Vie et mort de Ginette Lacarpe

De toutes les chanteuses lyriques, Ginette Lacarpe est sans doute la plus singulière puisqu'elle fut la première chanteuse lyrique authentiquement muette. Pourtant, rien ne prédisposait cette jeune et joyeuse infirmière de l'armée à devenir ce personnage hors du commun. C'est en août 1823 lors de la Bataille du Fort du Trocadéro que le destin de Ginette bascula. Elle fut victime d'une balle perdue qui endommagea irrémédiablement ses cordes vocales. Cette blessure fut d'autant plus désastreuse puisque cette belle et grande jeune femme était dotée d'un organe qui aurait pu rivaliser avec les plus grandes vedettes de l'art lyrique de l'époque. Du point de vue de son travail, il est vrai que les blessés commencèrent à se plaindre le chant de Ginette, qui contribuait d'une manière presque égale à leur rétablissement que les soins médicaux prodigués. 

Celle que l'on appelait désormais dans l'armée,  la Grande Muette fut remerciée sans un mot. Devant tant de malchance, nombreux sont ceux qui auraient sombré dans la dépression et la mélancolie. Mais c'était sans compter sur la détermination et la force de caractère de Ginette qui refusa de se laisser abattre. Elle fit le pari fou de se lancer dans la chanson lyrique pour sourds-muets.

À la force du poignet, elle améliora le langage des signes afin de transposer le plus fidèlement possible les plus grandes oeuvres lyriques.
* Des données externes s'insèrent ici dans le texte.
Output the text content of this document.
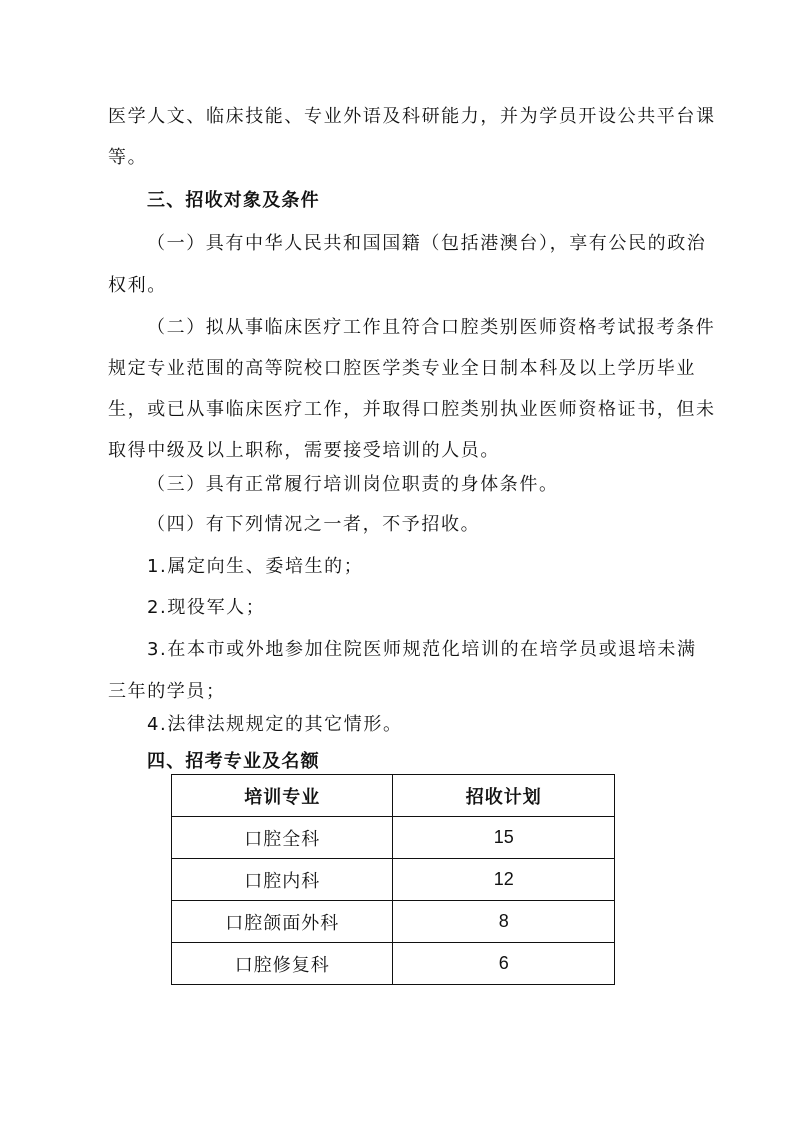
医学人文、临床技能、专业外语及科研能力，并为学员开设公共平台课
等。
三、招收对象及条件
（一）具有中华人民共和国国籍（包括港澳台），享有公民的政治
权利。
（二）拟从事临床医疗工作且符合口腔类别医师资格考试报考条件
规定专业范围的高等院校口腔医学类专业全日制本科及以上学历毕业
生，或已从事临床医疗工作，并取得口腔类别执业医师资格证书，但未
取得中级及以上职称，需要接受培训的人员。
（三）具有正常履行培训岗位职责的身体条件。
（四）有下列情况之一者，不予招收。
1.属定向生、委培生的；
2.现役军人；
3.在本市或外地参加住院医师规范化培训的在培学员或退培未满
三年的学员；
4.法律法规规定的其它情形。
四、招考专业及名额
培训专业	招收计划
口腔全科	15
口腔内科	12
口腔颌面外科	8
口腔修复科	6
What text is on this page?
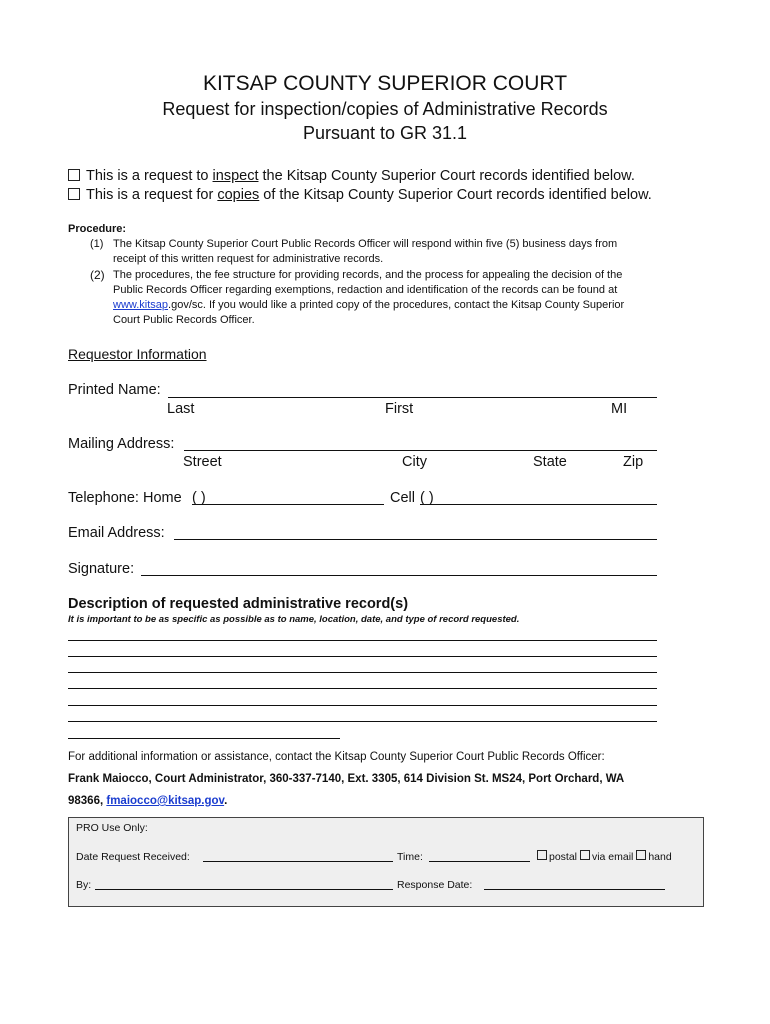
KITSAP COUNTY SUPERIOR COURT
Request for inspection/copies of Administrative Records
Pursuant to GR 31.1
This is a request to inspect the Kitsap County Superior Court records identified below.
This is a request for copies of the Kitsap County Superior Court records identified below.
Procedure:
(1) The Kitsap County Superior Court Public Records Officer will respond within five (5) business days from
receipt of this written request for administrative records.
(2) The procedures, the fee structure for providing records, and the process for appealing the decision of the
Public Records Officer regarding exemptions, redaction and identification of the records can be found at
www.kitsap.gov/sc. If you would like a printed copy of the procedures, contact the Kitsap County Superior
Court Public Records Officer.
Requestor Information
Printed Name:
Last	First	MI
Mailing Address:
Street	City	State	Zip
Telephone: Home ( )	Cell ( )
Email Address:
Signature:
Description of requested administrative record(s)
It is important to be as specific as possible as to name, location, date, and type of record requested.
For additional information or assistance, contact the Kitsap County Superior Court Public Records Officer:
Frank Maiocco, Court Administrator, 360-337-7140, Ext. 3305, 614 Division St. MS24, Port Orchard, WA
98366, fmaiocco@kitsap.gov.
PRO Use Only:
Date Request Received:	Time:	postal via email hand
By:	Response Date:
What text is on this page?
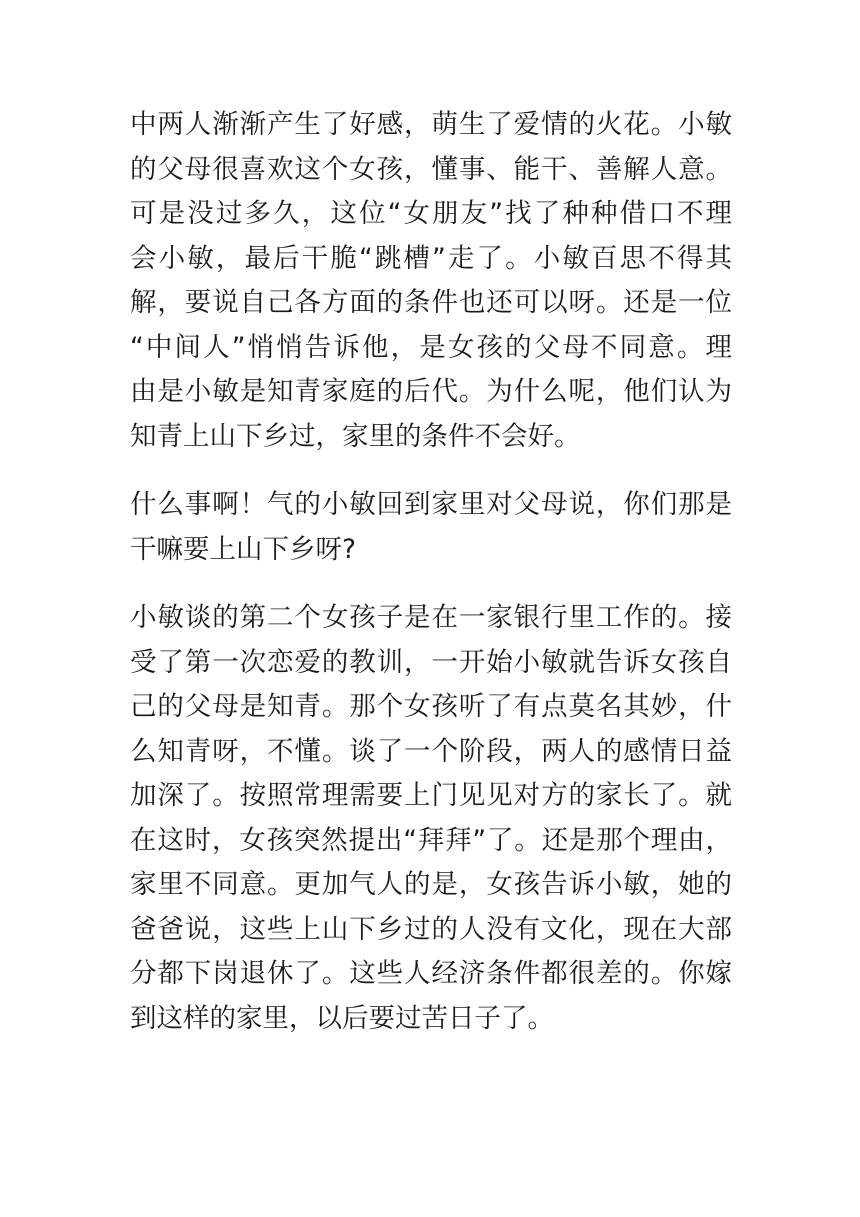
中两人渐渐产生了好感，萌生了爱情的火花。小敏
的父母很喜欢这个女孩，懂事、能干、善解人意。
可是没过多久，这位“女朋友”找了种种借口不理
会小敏，最后干脆“跳槽”走了。小敏百思不得其
解，要说自己各方面的条件也还可以呀。还是一位
“中间人”悄悄告诉他，是女孩的父母不同意。理
由是小敏是知青家庭的后代。为什么呢，他们认为
知青上山下乡过，家里的条件不会好。
什么事啊！气的小敏回到家里对父母说，你们那是
干嘛要上山下乡呀?
小敏谈的第二个女孩子是在一家银行里工作的。接
受了第一次恋爱的教训，一开始小敏就告诉女孩自
己的父母是知青。那个女孩听了有点莫名其妙，什
么知青呀，不懂。谈了一个阶段，两人的感情日益
加深了。按照常理需要上门见见对方的家长了。就
在这时，女孩突然提出“拜拜”了。还是那个理由，
家里不同意。更加气人的是，女孩告诉小敏，她的
爸爸说，这些上山下乡过的人没有文化，现在大部
分都下岗退休了。这些人经济条件都很差的。你嫁
到这样的家里，以后要过苦日子了。
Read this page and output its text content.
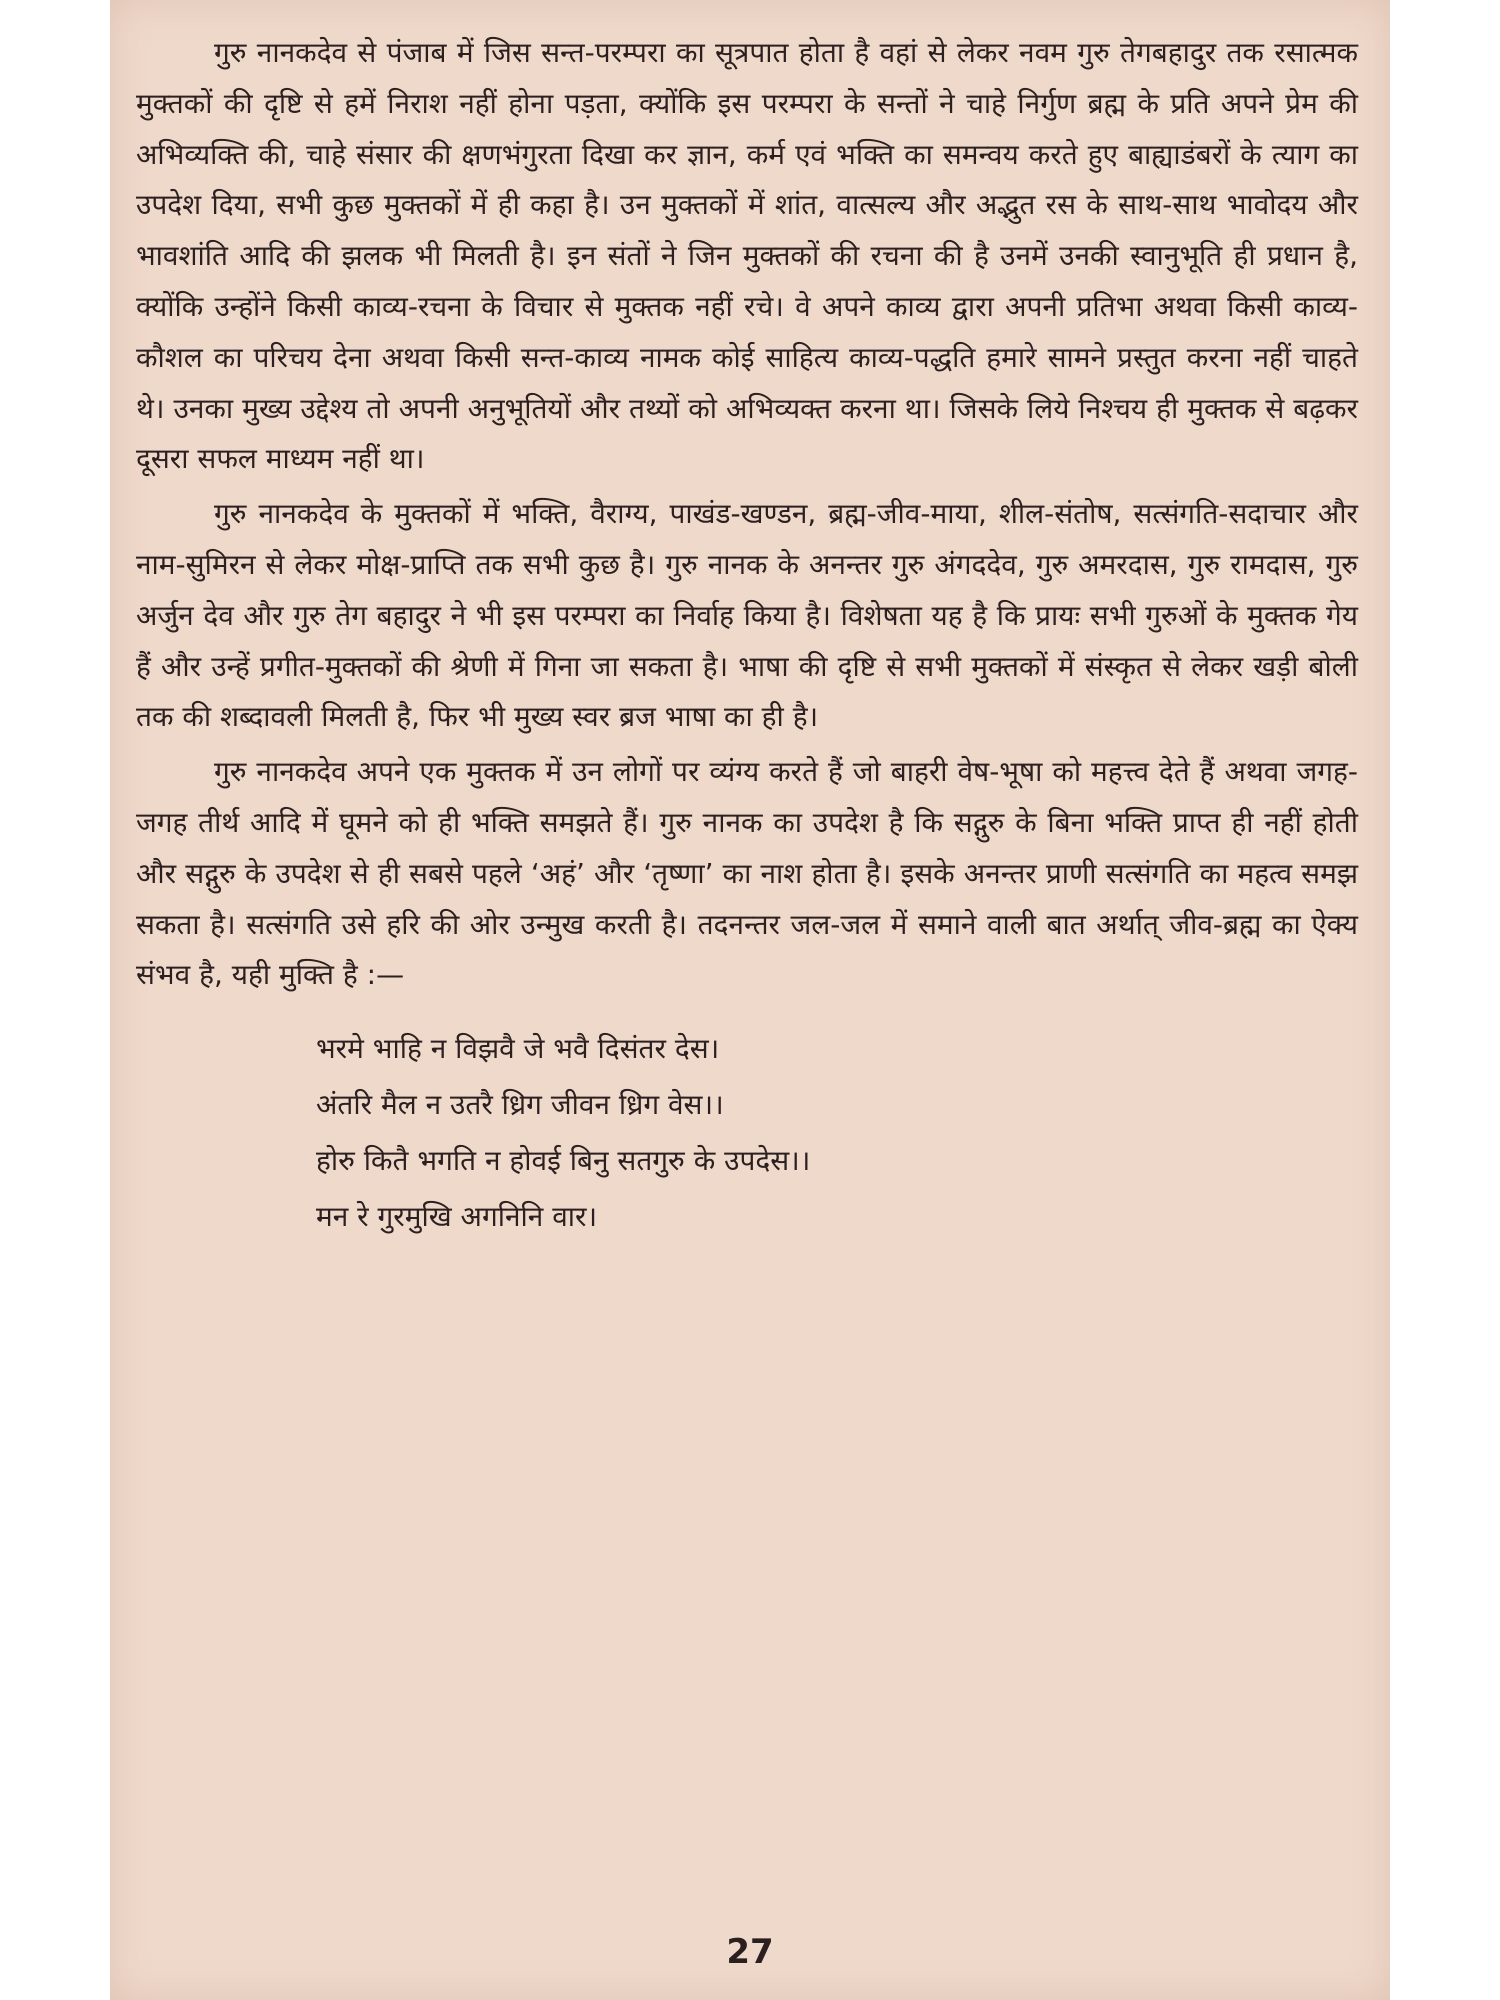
गुरु नानकदेव से पंजाब में जिस सन्त-परम्परा का सूत्रपात होता है वहां से लेकर नवम गुरु तेगबहादुर तक रसात्मक मुक्तकों की दृष्टि से हमें निराश नहीं होना पड़ता, क्योंकि इस परम्परा के सन्तों ने चाहे निर्गुण ब्रह्म के प्रति अपने प्रेम की अभिव्यक्ति की, चाहे संसार की क्षणभंगुरता दिखा कर ज्ञान, कर्म एवं भक्ति का समन्वय करते हुए बाह्याडंबरों के त्याग का उपदेश दिया, सभी कुछ मुक्तकों में ही कहा है। उन मुक्तकों में शांत, वात्सल्य और अद्भुत रस के साथ-साथ भावोदय और भावशांति आदि की झलक भी मिलती है। इन संतों ने जिन मुक्तकों की रचना की है उनमें उनकी स्वानुभूति ही प्रधान है, क्योंकि उन्होंने किसी काव्य-रचना के विचार से मुक्तक नहीं रचे। वे अपने काव्य द्वारा अपनी प्रतिभा अथवा किसी काव्य-कौशल का परिचय देना अथवा किसी सन्त-काव्य नामक कोई साहित्य काव्य-पद्धति हमारे सामने प्रस्तुत करना नहीं चाहते थे। उनका मुख्य उद्देश्य तो अपनी अनुभूतियों और तथ्यों को अभिव्यक्त करना था। जिसके लिये निश्चय ही मुक्तक से बढ़कर दूसरा सफल माध्यम नहीं था।

गुरु नानकदेव के मुक्तकों में भक्ति, वैराग्य, पाखंड-खण्डन, ब्रह्म-जीव-माया, शील-संतोष, सत्संगति-सदाचार और नाम-सुमिरन से लेकर मोक्ष-प्राप्ति तक सभी कुछ है। गुरु नानक के अनन्तर गुरु अंगददेव, गुरु अमरदास, गुरु रामदास, गुरु अर्जुन देव और गुरु तेग बहादुर ने भी इस परम्परा का निर्वाह किया है। विशेषता यह है कि प्रायः सभी गुरुओं के मुक्तक गेय हैं और उन्हें प्रगीत-मुक्तकों की श्रेणी में गिना जा सकता है। भाषा की दृष्टि से सभी मुक्तकों में संस्कृत से लेकर खड़ी बोली तक की शब्दावली मिलती है, फिर भी मुख्य स्वर ब्रज भाषा का ही है।

गुरु नानकदेव अपने एक मुक्तक में उन लोगों पर व्यंग्य करते हैं जो बाहरी वेष-भूषा को महत्त्व देते हैं अथवा जगह-जगह तीर्थ आदि में घूमने को ही भक्ति समझते हैं। गुरु नानक का उपदेश है कि सद्गुरु के बिना भक्ति प्राप्त ही नहीं होती और सद्गुरु के उपदेश से ही सबसे पहले ‘अहं’ और ‘तृष्णा’ का नाश होता है। इसके अनन्तर प्राणी सत्संगति का महत्व समझ सकता है। सत्संगति उसे हरि की ओर उन्मुख करती है। तदनन्तर जल-जल में समाने वाली बात अर्थात् जीव-ब्रह्म का ऐक्य संभव है, यही मुक्ति है :—

भरमे भाहि न विझवै जे भवै दिसंतर देस।
अंतरि मैल न उतरै ध्रिग जीवन ध्रिग वेस।।
होरु कितै भगति न होवई बिनु सतगुरु के उपदेस।।
मन रे गुरमुखि अगनिनि वार।
27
Comme bien souvent, il fallut beaucoup d'obstination à Ginette Lacarpe pour embrasser la gloire à laquelle elle aspirait. Sa démarche souleva d'abord l'incompréhension quand ce n'était pas tout simplement les moqueries du public bien-entendant. Comme lors de la fameuse représentation de la Muette de Portici le 25 août 1830. Paradoxalement, c'est cette désastreuse représentation qui devait mener à la révolution belge qui fit connaître internationalement Ginette Lacarpe.

De grands auteurs tels Arthur de La Feuille ou Oreste Coi, créèrent des opéras lui permettant de développer son talent. Ses interprétations dans Omertà, le chant de La Carpe, Le silence des anneaux, Coupe-chique dans les près ne manquèrent de déclencher des tonnerres d'applaudissements d'autant plus impressionnants que le public lui-même ne pouvait pas les entendre.  Sans oublier La muette de Tchekhov, que ce dernier écrivit en hommage à cette grande artiste.

Elle poursuivit ainsi une carrière internationale, mais l'âge et les rhumatismes commencèrent à affecter ses performances et ses concerts n'attiraient plus que certains amateurs éclairés. Le coup de grâce fût donné par l'immonde Thomas Edison, qui en inventant le phonographe ne faisait qu'allonger la liste de ses trop nombreux méfaits en provoquant ainsi la désaffection des salles de spectacle. Ses prestations étant principalement visuelles Ginette Lacape se retrouva alors sans travail aucun et c'est dans la misère qu'elle mourut le 25 mars 1878.